# Bootstrapped Representation Learning on Graphs

![Overview of BGRL](bgrl_arch.png)

This is the PyTorch implementation of BGRL 
`Bootstrapped Representation Learning on Graphs`

The main scripts are `train_transductive.py` and `train_ppi.py` 
used for training on the transductive task datasets
and the PPI dataset respectively.

For linear evaluation, using the checkpoints we provide 

### Setup

To set up a Python virtual environment with the required dependencies, run:
```
python3 -m venv bgrl_env
source bgrl_env/bin/activate
pip install --upgrade pip
```

Follow instructions to install 
[PyTorch 1.9.1](https://pytorch.org/get-started/locally/) and 
[PyG](https://pytorch-geometric.readthedocs.io/en/latest/notes/installation.html):
```
pip install torch==1.9.1+cu111 -f https://download.pytorch.org/whl/torch_stable.html
pip install torch-scatter torch-sparse torch-cluster torch-spline-conv torch-geometric -f https://data.pyg.org/whl/torch-1.9.0+cu111.html
pip install absl-py==0.12.0 tensorboard==2.6.0 ogb
```

The code uses PyG (PyTorch Geometric).
All datasets are available through this package.

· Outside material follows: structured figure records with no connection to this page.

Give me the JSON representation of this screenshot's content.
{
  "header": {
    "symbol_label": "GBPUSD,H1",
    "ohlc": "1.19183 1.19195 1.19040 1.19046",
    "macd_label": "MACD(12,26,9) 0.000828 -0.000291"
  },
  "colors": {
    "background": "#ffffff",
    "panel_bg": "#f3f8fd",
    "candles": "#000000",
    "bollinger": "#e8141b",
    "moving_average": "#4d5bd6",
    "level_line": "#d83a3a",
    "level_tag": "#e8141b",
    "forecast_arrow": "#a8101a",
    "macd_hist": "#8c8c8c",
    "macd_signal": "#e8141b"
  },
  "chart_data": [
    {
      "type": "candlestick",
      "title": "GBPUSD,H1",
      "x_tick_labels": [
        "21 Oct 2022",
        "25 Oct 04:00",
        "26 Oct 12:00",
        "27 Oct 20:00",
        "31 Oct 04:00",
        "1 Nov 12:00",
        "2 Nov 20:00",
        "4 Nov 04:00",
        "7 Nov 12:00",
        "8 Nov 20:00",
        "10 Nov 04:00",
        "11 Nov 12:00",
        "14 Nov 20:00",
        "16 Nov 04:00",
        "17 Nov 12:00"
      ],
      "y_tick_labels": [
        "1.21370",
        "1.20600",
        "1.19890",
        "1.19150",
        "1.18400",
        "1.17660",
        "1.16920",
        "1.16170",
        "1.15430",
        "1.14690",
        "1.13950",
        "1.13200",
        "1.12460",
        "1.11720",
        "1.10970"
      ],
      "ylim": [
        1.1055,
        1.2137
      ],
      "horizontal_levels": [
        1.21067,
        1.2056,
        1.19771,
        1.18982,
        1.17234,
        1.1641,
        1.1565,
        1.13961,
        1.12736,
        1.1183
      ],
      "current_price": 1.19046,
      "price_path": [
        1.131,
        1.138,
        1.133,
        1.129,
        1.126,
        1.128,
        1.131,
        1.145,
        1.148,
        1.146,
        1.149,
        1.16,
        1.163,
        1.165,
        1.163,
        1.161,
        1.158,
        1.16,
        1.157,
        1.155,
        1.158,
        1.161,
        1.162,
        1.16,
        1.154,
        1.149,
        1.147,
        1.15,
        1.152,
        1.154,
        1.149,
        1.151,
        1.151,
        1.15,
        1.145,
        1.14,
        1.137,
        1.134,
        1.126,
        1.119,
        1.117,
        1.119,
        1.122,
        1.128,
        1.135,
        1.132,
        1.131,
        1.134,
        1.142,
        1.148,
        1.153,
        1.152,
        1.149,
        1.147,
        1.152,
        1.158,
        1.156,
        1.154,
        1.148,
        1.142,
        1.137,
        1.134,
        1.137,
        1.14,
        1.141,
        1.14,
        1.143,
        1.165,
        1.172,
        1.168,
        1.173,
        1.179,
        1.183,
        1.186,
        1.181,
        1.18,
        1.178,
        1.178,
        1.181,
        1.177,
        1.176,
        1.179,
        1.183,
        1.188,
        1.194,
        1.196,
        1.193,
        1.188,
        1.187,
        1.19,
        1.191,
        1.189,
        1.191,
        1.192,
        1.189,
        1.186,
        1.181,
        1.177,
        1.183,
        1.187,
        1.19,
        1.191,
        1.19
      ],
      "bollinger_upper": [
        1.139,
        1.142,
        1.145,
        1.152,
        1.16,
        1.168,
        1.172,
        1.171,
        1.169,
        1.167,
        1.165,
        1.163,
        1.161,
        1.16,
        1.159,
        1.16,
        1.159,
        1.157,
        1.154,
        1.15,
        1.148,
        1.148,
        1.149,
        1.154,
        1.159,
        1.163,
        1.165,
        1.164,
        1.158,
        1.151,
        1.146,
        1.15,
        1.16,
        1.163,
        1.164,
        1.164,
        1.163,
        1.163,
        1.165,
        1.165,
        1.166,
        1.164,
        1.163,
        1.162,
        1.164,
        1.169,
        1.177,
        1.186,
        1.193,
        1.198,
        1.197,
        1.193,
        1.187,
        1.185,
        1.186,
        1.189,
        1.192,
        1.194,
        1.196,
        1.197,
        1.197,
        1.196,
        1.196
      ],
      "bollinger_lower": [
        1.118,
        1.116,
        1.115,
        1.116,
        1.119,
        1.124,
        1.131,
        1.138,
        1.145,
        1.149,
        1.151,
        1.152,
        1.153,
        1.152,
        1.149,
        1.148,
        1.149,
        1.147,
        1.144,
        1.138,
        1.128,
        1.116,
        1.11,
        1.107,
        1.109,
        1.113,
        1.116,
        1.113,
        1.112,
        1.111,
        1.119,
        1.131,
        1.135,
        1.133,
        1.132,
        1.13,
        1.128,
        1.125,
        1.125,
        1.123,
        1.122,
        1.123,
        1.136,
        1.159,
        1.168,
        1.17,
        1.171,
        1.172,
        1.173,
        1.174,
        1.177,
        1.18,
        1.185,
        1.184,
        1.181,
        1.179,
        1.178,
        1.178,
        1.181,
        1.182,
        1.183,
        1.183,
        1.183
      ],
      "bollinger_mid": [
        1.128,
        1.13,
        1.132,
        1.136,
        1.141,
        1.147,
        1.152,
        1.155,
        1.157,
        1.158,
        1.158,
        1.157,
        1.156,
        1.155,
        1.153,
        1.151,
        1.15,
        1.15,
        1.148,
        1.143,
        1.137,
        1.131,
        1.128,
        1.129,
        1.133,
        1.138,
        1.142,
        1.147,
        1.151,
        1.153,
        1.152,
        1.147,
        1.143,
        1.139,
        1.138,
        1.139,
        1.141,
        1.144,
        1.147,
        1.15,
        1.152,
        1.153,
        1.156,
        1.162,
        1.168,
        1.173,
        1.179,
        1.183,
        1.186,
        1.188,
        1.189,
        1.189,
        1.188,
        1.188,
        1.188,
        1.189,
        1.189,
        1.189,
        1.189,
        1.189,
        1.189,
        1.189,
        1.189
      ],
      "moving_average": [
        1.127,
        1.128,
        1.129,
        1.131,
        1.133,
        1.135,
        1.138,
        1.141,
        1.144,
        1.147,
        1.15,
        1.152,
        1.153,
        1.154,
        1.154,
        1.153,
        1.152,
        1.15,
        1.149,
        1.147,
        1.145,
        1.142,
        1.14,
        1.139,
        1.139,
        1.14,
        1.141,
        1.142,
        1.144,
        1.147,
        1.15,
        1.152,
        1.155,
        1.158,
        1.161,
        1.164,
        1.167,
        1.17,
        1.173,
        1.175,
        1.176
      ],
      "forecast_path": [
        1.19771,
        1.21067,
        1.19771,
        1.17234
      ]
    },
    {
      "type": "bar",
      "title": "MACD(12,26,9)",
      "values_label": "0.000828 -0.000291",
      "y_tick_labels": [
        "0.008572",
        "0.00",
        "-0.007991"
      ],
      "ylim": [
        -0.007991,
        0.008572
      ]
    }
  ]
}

## Experiments on transductive tasks

### Train model from scratch
To run BGRL on a dataset from the transductive setting, use `train_transductive.py` 
and one of the configuration files that can be found in `config/`. 

For example, to train on the Coauthor-CS dataset, use the following command:
```bash
python3 train_transductive.py --flagfile=config/coauthor-cs.cfg
```

Flags can be overwritten:
```bash
python3 train_transductive.py --flagfile=config/coauthor-cs.cfg\
                              --logdir=./runs/coauthor-cs-256\
                              --predictor_hidden_size=256
```

Evaluation is performed periodically during training. We fit a logistic regression model
on top of the representation to assess its performance throughout training. 
Evaluation is triggered every `eval_epochs`and will not back-propagate any gradient to the encoder.

Test accuracies under linear evaluation are reported on TensorBoard. 
To start the tensorboard server run the following command:
```bash
tensorboard --logdir=./runs
```

### Perform linear evaluation using the provided model weights
The configuration files we provide allow to reproduce the results in the paper, 
summarized in the table below. We also provide weights of the BGRL-trained 
encoders for each dataset.

| | WikiCS | Amazon Computers | Amazon Photos | CoauthorCS | CoauthorPhy |
|----|----|----|----|----|----|
|BGRL| 79.98 ± 0.10 <br /> ([weights](./weights/bgrl-wikics.pt)) | 90.34 ± 0.19 <br /> ([weights](./weights/bgrl-amazon-computers.pt))|93.17 ± 0.30 <br /> ([weights](./weights/bgrl-amazon-photos.pt))|93.31 ± 0.13 <br /> ([weights](./weights/bgrl-coauthor-cs.pt))|95.73 ± 0.05 <br /> ([weights](./weights/bgrl-coauthor-physics.pt))|


To run linear evaluation, using the provided weights, run the following command for any of the datasets:
```bash
python3 linear_eval_transductive.py --flagfile=config-eval/coauthor-cs.cfg
```

Note that the dataset is split randomly between train/val/test, so the reported accuracy might be slightly 
different with each run. In our reported table, we average across multiple splits, as well as multiple 
randomly initialized network weights.


## Experiments on inductive task with multiple graphs
To train on the PPI dataset, use `train_ppi.py`:
```bash
python3 train_ppi.py --flagfile=config/ppi.cfg
```

The evaluation for PPI is different due to the size of the dataset, we evaluate by training
a linear layer on top of the representations via gradient descent 
for 100 steps.

The configuration files for the different architectures can be found in `config/`. 
We provide weights of the BGRL-trained encoder as well.

| | PPI | 
|----|----|
|BGRL|69.41 ± 0.15 ([weights](./weights/bgrl-ppi.pt))|

To run linear evaluation, using the provided weights, run the following command:
```bash
python3 linear_eval_ppi.py --flagfile=config-eval/ppi.cfg
```

Note that our reported score is based on an average over multiple runs.